It seems like almost everybody in the Garden State is suddenly coming down with COVID.

Thanks to the rapid spread of the highly contagious omicron variant, the number of new positive cases recorded in New Jersey is setting new records almost every day while hospitalizations and COVID deaths keep rising.

Many New Jersey residents are wondering how much longer the surge can last.

According to Dr. Annette Reboli, an infectious disease expert and dean of the Cooper Medical School at Rowan University, we are learning a lot about omicron, in large measure because of what’s been happening in South Africa where the variant was first identified. But no one is sure what will happen next.

Hopeful signs

She said in other locations with omicron what we’re seeing is “there’s a very sharp spike and then it starts coming down."

COVID cases could spike even higher

However, she pointed out as dramatic as the uptick in new COVID cases has been in the past several days, things could soon get even worse.

Reboli said we may actually not see new cases spike for several weeks.

“The predictive modeling showed a spike anywhere from mid to late January in New Jersey and then numbers going down after that,” she said.

A silver lining?

She pointed out what has happened in other parts of the world would suggest once omicron infections peak they will rapidly drop.

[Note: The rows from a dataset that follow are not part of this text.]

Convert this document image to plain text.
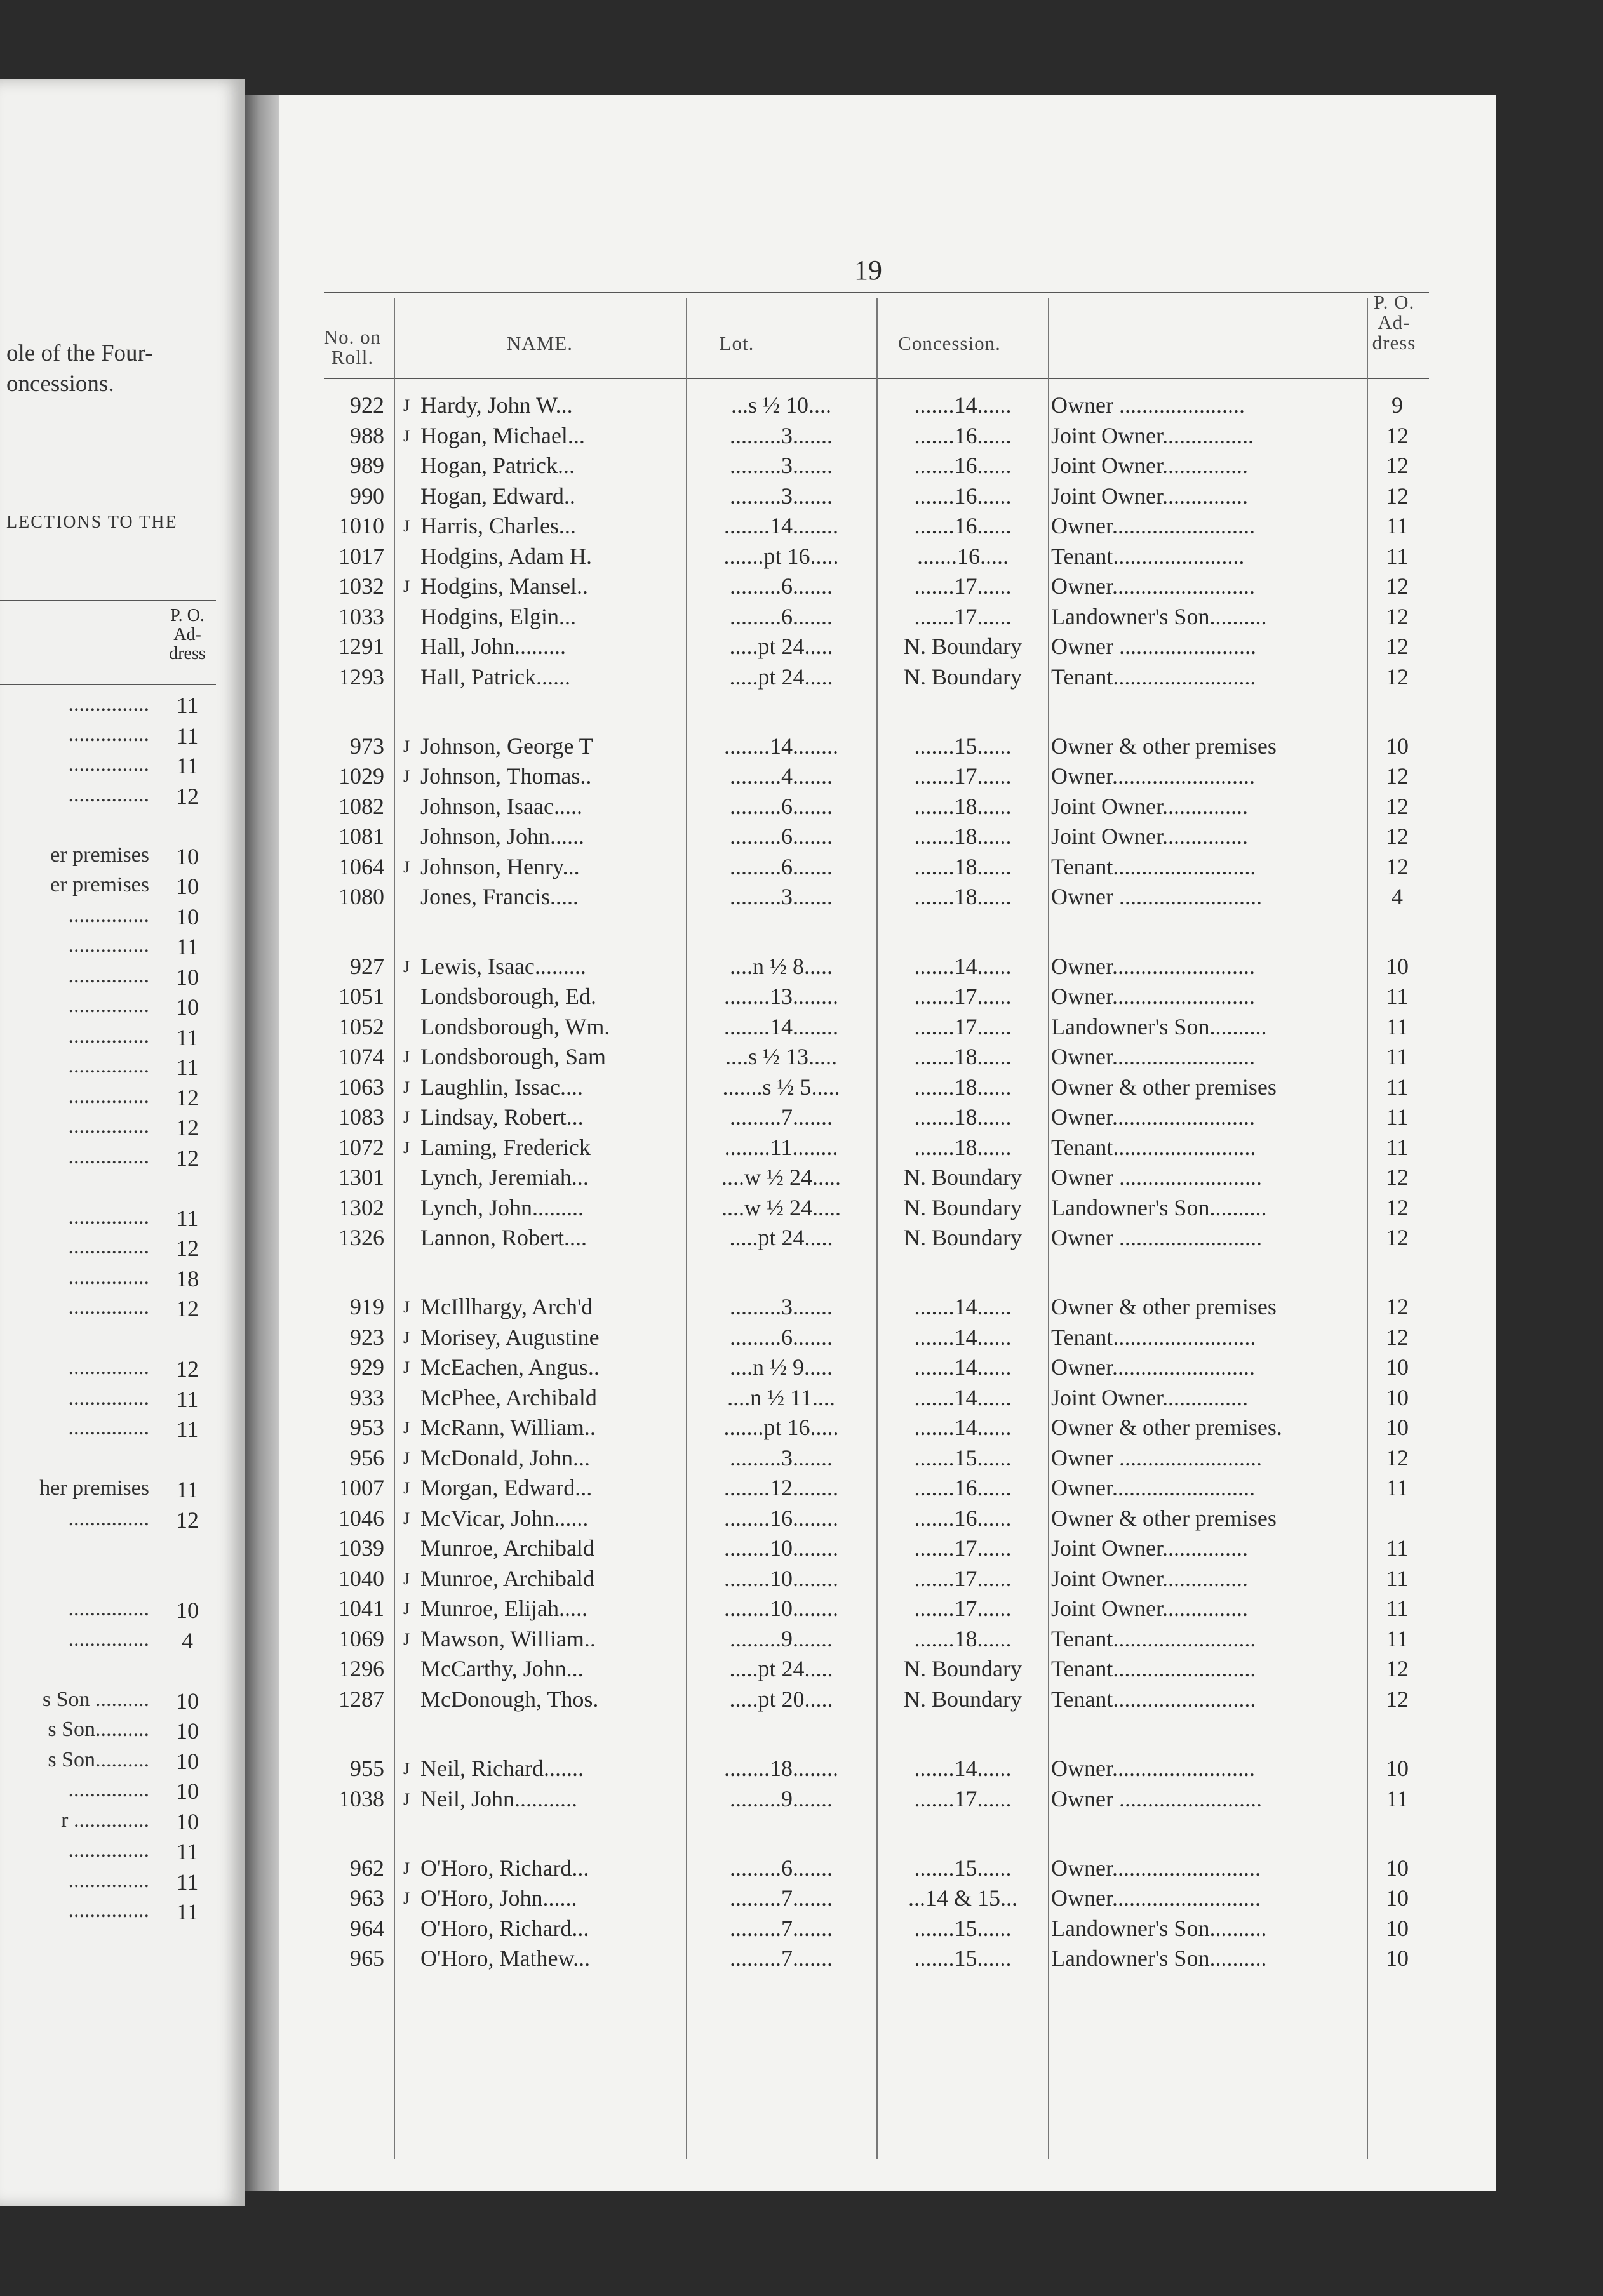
ole of the Four-
oncessions.
LECTIONS TO THE
P. O.
Ad-
dress
...............	11
...............	11
...............	11
...............	12
er premises	10
er premises	10
...............	10
...............	11
...............	10
...............	10
...............	11
...............	11
...............	12
...............	12
...............	12
...............	11
...............	12
...............	18
...............	12
...............	12
...............	11
...............	11
her premises	11
...............	12
...............	10
...............	4
s Son ..........	10
s Son..........	10
s Son..........	10
...............	10
r ..............	10
...............	11
...............	11
...............	11
19
No. on
Roll.
NAME.	Lot.	Concession.
P. O.
Ad-
dress
922	J Hardy, John W...	...s ½ 10....	.......14......	Owner ......................	9
988	J Hogan, Michael...	.........3.......	.......16......	Joint Owner................	12
989 Hogan, Patrick...	.........3.......	.......16......	Joint Owner...............	12
990 Hogan, Edward..	.........3.......	.......16......	Joint Owner...............	12
1010	J Harris, Charles...	........14........	.......16......	Owner.........................	11
1017 Hodgins, Adam H.	.......pt 16.....	.......16.....	Tenant.......................	11
1032	J Hodgins, Mansel..	.........6.......	.......17......	Owner.........................	12
1033 Hodgins, Elgin...	.........6.......	.......17......	Landowner's Son..........	12
1291 Hall, John.........	.....pt 24.....	N. Boundary	Owner ........................	12
1293 Hall, Patrick......	.....pt 24.....	N. Boundary	Tenant.........................	12
973	J Johnson, George T	........14........	.......15......	Owner & other premises	10
1029	J Johnson, Thomas..	.........4.......	.......17......	Owner.........................	12
1082 Johnson, Isaac.....	.........6.......	.......18......	Joint Owner...............	12
1081 Johnson, John......	.........6.......	.......18......	Joint Owner...............	12
1064	J Johnson, Henry...	.........6.......	.......18......	Tenant.........................	12
1080 Jones, Francis.....	.........3.......	.......18......	Owner .........................	4
927	J Lewis, Isaac.........	....n ½ 8.....	.......14......	Owner.........................	10
1051 Londsborough, Ed.	........13........	.......17......	Owner.........................	11
1052 Londsborough, Wm.	........14........	.......17......	Landowner's Son..........	11
1074	J Londsborough, Sam	....s ½ 13.....	.......18......	Owner.........................	11
1063	J Laughlin, Issac....	.......s ½ 5.....	.......18......	Owner & other premises	11
1083	J Lindsay, Robert...	.........7.......	.......18......	Owner.........................	11
1072	J Laming, Frederick	........11........	.......18......	Tenant.........................	11
1301 Lynch, Jeremiah...	....w ½ 24.....	N. Boundary	Owner .........................	12
1302 Lynch, John.........	....w ½ 24.....	N. Boundary	Landowner's Son..........	12
1326 Lannon, Robert....	.....pt 24.....	N. Boundary	Owner .........................	12
919	J McIllhargy, Arch'd	.........3.......	.......14......	Owner & other premises	12
923	J Morisey, Augustine	.........6.......	.......14......	Tenant.........................	12
929	J McEachen, Angus..	....n ½ 9.....	.......14......	Owner.........................	10
933 McPhee, Archibald	....n ½ 11....	.......14......	Joint Owner...............	10
953	J McRann, William..	.......pt 16.....	.......14......	Owner & other premises.	10
956	J McDonald, John...	.........3.......	.......15......	Owner .........................	12
1007	J Morgan, Edward...	........12........	.......16......	Owner.........................	11
1046	J McVicar, John......	........16........	.......16......	Owner & other premises
1039 Munroe, Archibald	........10........	.......17......	Joint Owner...............	11
1040	J Munroe, Archibald	........10........	.......17......	Joint Owner...............	11
1041	J Munroe, Elijah.....	........10........	.......17......	Joint Owner...............	11
1069	J Mawson, William..	.........9.......	.......18......	Tenant.........................	11
1296 McCarthy, John...	.....pt 24.....	N. Boundary	Tenant.........................	12
1287 McDonough, Thos.	.....pt 20.....	N. Boundary	Tenant.........................	12
955	J Neil, Richard.......	........18........	.......14......	Owner.........................	10
1038	J Neil, John...........	.........9.......	.......17......	Owner .........................	11
962	J O'Horo, Richard...	.........6.......	.......15......	Owner..........................	10
963	J O'Horo, John......	.........7.......	...14 & 15...	Owner..........................	10
964 O'Horo, Richard...	.........7.......	.......15......	Landowner's Son..........	10
965 O'Horo, Mathew...	.........7.......	.......15......	Landowner's Son..........	10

“That is the sort of silver lining to the cloud of this: it’s that hopefully the sharp spike happens and then it comes down very, very quickly,” she said.

It's still dangerous

She noted with omicron symptoms tend to be milder in most people but “the wildcard remains the unvaccinated, or those with significant medical conditions.”

Reboli pointed out while new cases are exploding, the rise in hospitalizations has been less intense but we should not be lulled into complacency.

“Even though the vast majority of people have mild symptoms, there will still be a critical mass of people who are in the sicker end of the curve,” she said.